Active: December 17 for December 26
Maximum: December 23, 3:00 AM UT
Parent: Comet 8P / Cut
Rain later this year – Ursid – is a treat for observers of the northern hemisphere. Just like taking a shower starting our year-round trip, Quadrantids, the Ursids remain unattended, often lost by gloomy mid-winter weather that infects many northern latitudes.
But if the sky is clear, Ursid is seen throughout the night, because the beam is only 12 degrees from the north celestial pole. Therefore, they make a target that is tempting for observers to check out at night, even if the radiation is at its highest point in the morning.

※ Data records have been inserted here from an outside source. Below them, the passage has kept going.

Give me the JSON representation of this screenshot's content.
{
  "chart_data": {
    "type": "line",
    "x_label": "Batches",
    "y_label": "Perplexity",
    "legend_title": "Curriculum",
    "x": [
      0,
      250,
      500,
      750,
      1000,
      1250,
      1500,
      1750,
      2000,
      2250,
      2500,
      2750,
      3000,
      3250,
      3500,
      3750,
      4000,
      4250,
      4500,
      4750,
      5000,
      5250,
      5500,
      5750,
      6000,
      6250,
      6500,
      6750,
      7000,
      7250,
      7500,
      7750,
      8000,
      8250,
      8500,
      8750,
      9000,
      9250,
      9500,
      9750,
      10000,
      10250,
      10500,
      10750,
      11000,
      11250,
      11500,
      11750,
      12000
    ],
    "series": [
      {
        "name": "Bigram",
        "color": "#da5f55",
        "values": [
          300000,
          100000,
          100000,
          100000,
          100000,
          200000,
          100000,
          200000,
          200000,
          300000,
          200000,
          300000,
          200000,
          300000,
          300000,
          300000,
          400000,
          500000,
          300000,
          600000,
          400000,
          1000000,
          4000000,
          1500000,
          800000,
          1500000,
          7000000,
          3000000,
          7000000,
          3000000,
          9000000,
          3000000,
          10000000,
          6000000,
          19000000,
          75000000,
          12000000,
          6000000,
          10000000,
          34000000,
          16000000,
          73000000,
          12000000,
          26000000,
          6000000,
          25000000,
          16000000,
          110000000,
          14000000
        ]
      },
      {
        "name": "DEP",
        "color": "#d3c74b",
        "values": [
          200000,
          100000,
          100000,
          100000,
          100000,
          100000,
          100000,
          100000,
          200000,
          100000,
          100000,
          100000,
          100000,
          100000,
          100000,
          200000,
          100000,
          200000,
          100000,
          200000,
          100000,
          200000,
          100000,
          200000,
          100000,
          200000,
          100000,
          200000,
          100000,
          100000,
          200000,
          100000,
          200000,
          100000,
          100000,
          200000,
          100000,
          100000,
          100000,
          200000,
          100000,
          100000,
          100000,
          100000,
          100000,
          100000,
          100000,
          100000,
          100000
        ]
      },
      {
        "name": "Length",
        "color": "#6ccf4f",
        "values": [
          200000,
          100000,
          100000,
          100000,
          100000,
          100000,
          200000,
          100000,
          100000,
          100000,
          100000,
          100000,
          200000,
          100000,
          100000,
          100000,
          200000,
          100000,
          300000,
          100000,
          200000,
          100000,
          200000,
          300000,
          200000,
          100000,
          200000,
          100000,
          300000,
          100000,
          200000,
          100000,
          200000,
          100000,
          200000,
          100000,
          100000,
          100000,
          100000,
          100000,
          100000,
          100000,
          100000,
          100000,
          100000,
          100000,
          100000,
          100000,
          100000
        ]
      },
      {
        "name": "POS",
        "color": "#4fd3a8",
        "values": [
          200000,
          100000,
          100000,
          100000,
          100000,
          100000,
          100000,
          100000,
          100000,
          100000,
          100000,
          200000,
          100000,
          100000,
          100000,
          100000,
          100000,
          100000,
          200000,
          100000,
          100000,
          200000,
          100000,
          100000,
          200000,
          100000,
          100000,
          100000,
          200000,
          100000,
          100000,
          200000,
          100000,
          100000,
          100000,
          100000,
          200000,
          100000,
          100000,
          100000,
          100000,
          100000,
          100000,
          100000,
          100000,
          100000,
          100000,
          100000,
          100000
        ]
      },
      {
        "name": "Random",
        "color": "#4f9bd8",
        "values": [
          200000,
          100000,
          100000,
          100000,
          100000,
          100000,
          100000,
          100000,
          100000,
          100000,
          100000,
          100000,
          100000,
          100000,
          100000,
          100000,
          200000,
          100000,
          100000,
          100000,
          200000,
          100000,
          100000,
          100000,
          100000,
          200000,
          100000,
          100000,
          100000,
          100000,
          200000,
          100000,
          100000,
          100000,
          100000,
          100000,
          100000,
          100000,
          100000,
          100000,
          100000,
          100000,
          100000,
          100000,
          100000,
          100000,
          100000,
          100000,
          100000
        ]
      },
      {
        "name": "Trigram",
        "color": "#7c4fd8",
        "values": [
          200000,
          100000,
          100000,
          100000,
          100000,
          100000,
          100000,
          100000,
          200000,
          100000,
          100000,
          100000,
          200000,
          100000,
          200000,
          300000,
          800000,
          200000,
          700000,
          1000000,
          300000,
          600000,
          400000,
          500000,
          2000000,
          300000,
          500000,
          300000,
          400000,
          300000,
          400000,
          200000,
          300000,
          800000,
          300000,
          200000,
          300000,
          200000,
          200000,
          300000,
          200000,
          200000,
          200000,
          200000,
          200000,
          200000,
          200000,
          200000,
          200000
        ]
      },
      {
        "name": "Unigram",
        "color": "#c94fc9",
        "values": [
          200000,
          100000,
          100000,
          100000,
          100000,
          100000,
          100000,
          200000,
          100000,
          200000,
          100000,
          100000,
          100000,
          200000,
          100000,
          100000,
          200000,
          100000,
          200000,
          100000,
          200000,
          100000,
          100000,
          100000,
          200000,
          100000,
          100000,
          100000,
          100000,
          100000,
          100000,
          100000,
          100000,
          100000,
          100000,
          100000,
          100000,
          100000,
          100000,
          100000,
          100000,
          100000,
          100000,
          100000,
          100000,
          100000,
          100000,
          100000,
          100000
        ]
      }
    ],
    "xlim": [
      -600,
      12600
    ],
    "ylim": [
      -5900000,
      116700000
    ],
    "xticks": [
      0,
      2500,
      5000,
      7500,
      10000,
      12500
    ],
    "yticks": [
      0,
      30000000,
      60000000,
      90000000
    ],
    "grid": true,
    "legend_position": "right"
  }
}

Most of the year, Ursid is a relatively small shower, with peak levels rarely exceeding ten meteors per hour. They have made a number of surprises over the past century, with occasional explosions of meteors that are fast enough to produce levels up to, and more than, a hundred meteors per hour.
Although there was no such explosion predicted for 2019, Ursids has proven to be a shower with a surprise or two left to display and might prove to be an interesting way to end the meteoric year.
Jonti Horner is professor of astrophysics at the University of South Queensland and Tanya Hill is an honorary member of the University of Melbourne and a senior curator (Astronomy) at the Victoria Museum. This section first appeared in The Conversation.